Inside Akamai and the scary future of streaming video

Akamai CEO Paul Sagan

Update: When it comes to consumers watching YouTube (s goog) or even streaming TV through a Boxee, the assumption is that aside from some buffering or pauses while the streams catch up, the experience will be fine. But when we add live content and interactive elements to those video streams, it gets complicated. Thanks, to a paper detailing Akamai’s (s akam) content delivery network in minute detail, we can see exactly how complicated it is today, and what sort of havoc interactivity might wreak.

In an academic paper written by researchers at Akamai, Harvard and the University of Massachusetts, readers get an in-depth look at how Akamai’s distributed CDN works, how the web itself works, and what the shift from static to interactive content means for content providers and the network itself. Details such as Akamai’s 61,000 servers located across 70 countries and nearly 1,000 networks pale in comparison to the section on how streaming video is going to get much more challenging in the coming years. Updated: Akamai emailed to say this paper was published last year and since then it now has more than 90,000 servers in more than 1,800 locations in 1,000 networks in more than 70 countries.

The paper offers up a timeline of big web streaming events, beginning with Steve Jobs’ MacWorld keynote in 2001 that drew 35,500 viewers and required 5.3 gigabytes Gbps of capacity. President Obama’s inauguration in 2009 drew 7 million simultaneous streams and required nearly 2 terabytes Tbps of capacity. Akamai noted it hit a peak record in 2010 of delivering 3.45 Tbps of data. But those numbers don’t keep Akamai engineers up at night. The future does. From the paper:

In the near term (two to five years), it is reasonable to expect that throughput requirements for some single video events will reach roughly 50 to 100 Tbps (the equivalent of distributing a TV quality stream to a large prime time audience). This is an order of magnitude larger than the biggest online events today. The functionality of video events has also been increasing to include such features as DVR-like-functionality (where some clients may pause or rewind), interactivity, advertisement insertion, and mobile device support.

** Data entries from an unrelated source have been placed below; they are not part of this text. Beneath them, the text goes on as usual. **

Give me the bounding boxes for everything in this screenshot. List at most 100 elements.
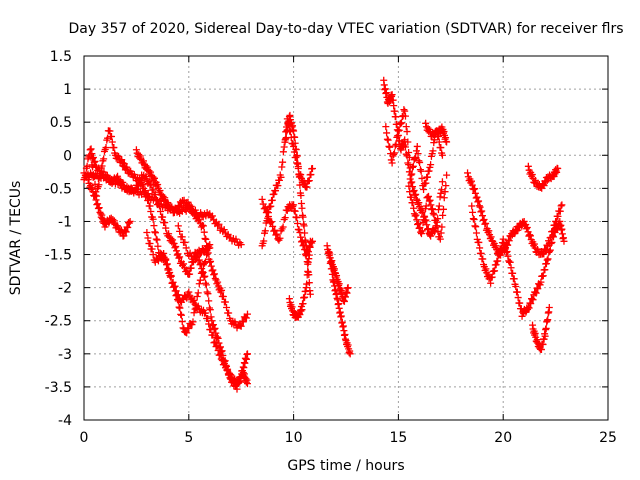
data-point: [492, 242, 500, 250]
data-point: [481, 220, 489, 228]
data-point: [162, 255, 170, 263]
data-point: [152, 229, 160, 237]
data-point: [547, 240, 555, 248]
data-point: [393, 133, 401, 141]
data-point: [149, 186, 157, 194]
data-point: [443, 138, 451, 146]
data-point: [416, 166, 424, 174]
data-point: [224, 365, 232, 373]
data-point: [505, 237, 513, 245]
series-arc-20: [524, 162, 562, 192]
data-point: [548, 238, 556, 246]
data-point: [239, 367, 247, 375]
y-tick-label: -3: [58, 347, 72, 363]
data-point: [405, 149, 413, 157]
data-point: [177, 310, 185, 318]
data-point: [206, 258, 214, 266]
data-point: [292, 146, 300, 154]
data-point: [146, 202, 154, 210]
data-point: [498, 239, 506, 247]
data-point: [172, 247, 180, 255]
data-point: [294, 163, 302, 171]
data-point: [232, 235, 240, 243]
data-point: [291, 133, 299, 141]
data-point: [202, 235, 210, 243]
data-point: [530, 240, 538, 248]
data-point: [384, 136, 392, 144]
data-point: [225, 369, 233, 377]
data-point: [300, 222, 308, 230]
y-tick-label: -2.5: [45, 314, 72, 330]
data-point: [185, 324, 193, 332]
x-tick-label: 15: [389, 430, 407, 446]
data-point: [277, 173, 285, 181]
data-point: [470, 216, 478, 224]
axis-ticks: 0 5 10 15 20 25 -4 -3.5 -3 -2.5 -2 -1.5 -1 -0.5 0 0.5 1 1…: [45, 49, 617, 446]
data-point: [110, 144, 118, 152]
data-point: [512, 283, 520, 291]
data-point: [405, 153, 413, 161]
data-point: [201, 272, 209, 280]
data-point: [526, 231, 534, 239]
data-point: [172, 287, 180, 295]
x-tick-label: 20: [494, 430, 512, 446]
data-point: [386, 143, 394, 151]
data-point: [88, 184, 96, 192]
data-point: [546, 246, 554, 254]
data-point: [108, 138, 116, 146]
data-point: [411, 191, 419, 199]
data-point: [190, 309, 198, 317]
y-tick-label: -4: [58, 413, 72, 429]
data-point: [180, 260, 188, 268]
data-point: [438, 151, 446, 159]
data-point: [491, 267, 499, 275]
data-point: [212, 329, 220, 337]
data-point: [430, 211, 438, 219]
data-point: [480, 216, 488, 224]
data-point: [152, 196, 160, 204]
data-point: [163, 260, 171, 268]
data-point: [264, 212, 272, 220]
data-point: [90, 173, 98, 181]
data-point: [217, 343, 225, 351]
y-tick-label: -3.5: [45, 380, 72, 396]
data-point: [188, 206, 196, 214]
data-point: [467, 177, 475, 185]
data-point: [144, 197, 152, 204]
data-point: [173, 292, 181, 300]
data-point: [299, 213, 307, 221]
data-point: [297, 192, 305, 200]
data-point: [261, 227, 269, 235]
data-point: [211, 338, 219, 346]
data-point: [274, 182, 282, 190]
data-point: [301, 229, 309, 237]
data-point: [437, 144, 445, 152]
data-point: [280, 143, 288, 151]
data-point: [207, 262, 215, 270]
data-point: [147, 168, 155, 176]
data-point: [296, 181, 304, 189]
data-point: [195, 256, 203, 264]
series-arc-16: [405, 171, 451, 243]
data-point: [268, 196, 276, 204]
series-arc-10: [281, 111, 314, 298]
data-point: [143, 228, 151, 236]
data-point: [425, 197, 433, 205]
data-point: [183, 329, 191, 337]
data-point: [404, 138, 412, 146]
data-point: [187, 202, 195, 210]
data-point: [225, 309, 233, 317]
data-point: [270, 190, 278, 198]
data-point: [425, 167, 433, 175]
plot-frame: [83, 55, 609, 421]
data-point: [551, 228, 559, 236]
data-point: [204, 249, 212, 257]
data-point: [97, 171, 105, 179]
data-point: [204, 315, 212, 323]
data-point: [306, 237, 314, 245]
data-point: [222, 361, 230, 369]
data-point: [437, 229, 445, 237]
data-point: [144, 234, 152, 242]
data-point: [207, 313, 215, 321]
data-point: [560, 237, 568, 245]
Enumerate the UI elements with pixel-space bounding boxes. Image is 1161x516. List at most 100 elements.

At this scale, it is no longer sufficient to simply have enough server and egress bandwidth resources. One must consider the throughput of the entire path from encoders to servers to end users. The bottleneck is no longer likely to be at just the origin data center. It could be at a peering point, or a network‘s backhaul capacity, or an ISP‘s upstream connectivity—or it could be due to the network latency between server and end user, as discussed earlier in Section 3. At video scale, a data center‘s nominal egress capacity has very little to do with its real throughput to end users.

The paper goes on to say that because even an awesome data center can only provider a few hundred gigabytes per second of throughput to end users, it’s almost impossible to create a service with the scale to deliver the hundreds of terabytes needed to support video. And while the paper reads like a highly technical advertisement for Akamai (and why the way it has built out its CDN is superior to other CDNs,) it’s also a pretty detailed look into the complexity of the web.

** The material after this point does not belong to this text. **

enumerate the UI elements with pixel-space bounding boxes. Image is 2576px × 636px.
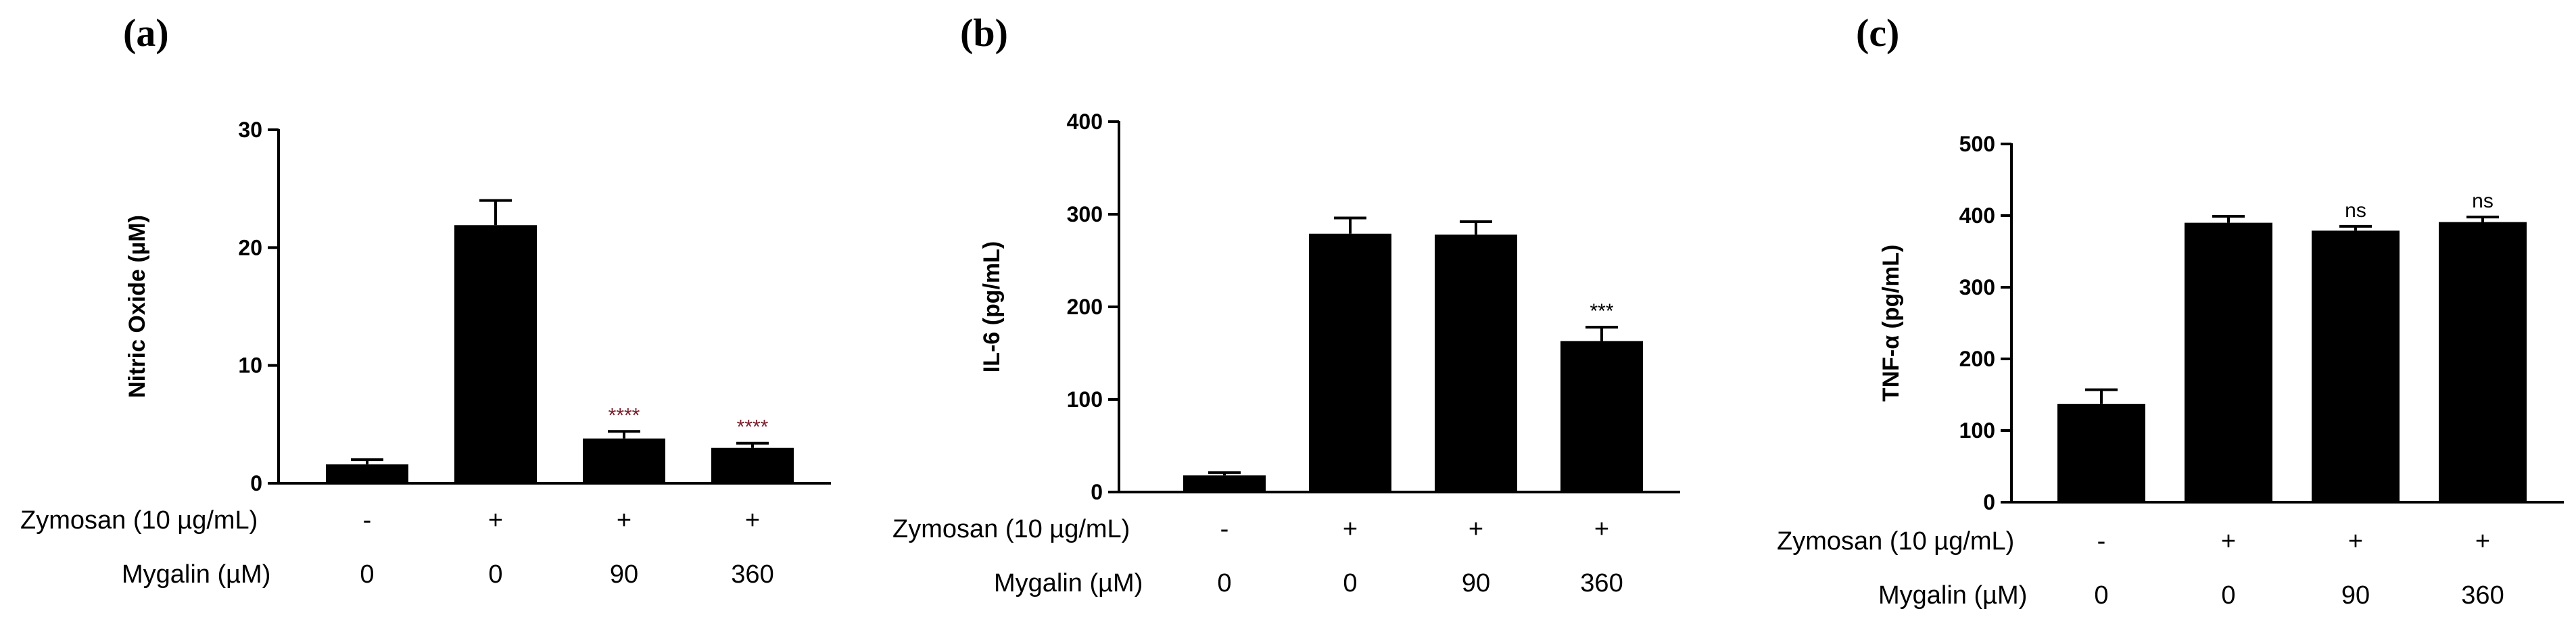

I know many of us take it for granted that the animated GIFs that once slowed down our GeoCities page load times are now so commonplace we drop them into comment threads, but that’s the beauty of driving ever-faster broadband speeds. Sometimes it’s nice to look behind the curtain and see how our infrastructure is keeping up with the increasingly complicated elements we’re throwing at it.

Hat tip to High Scalability, which featured the paper.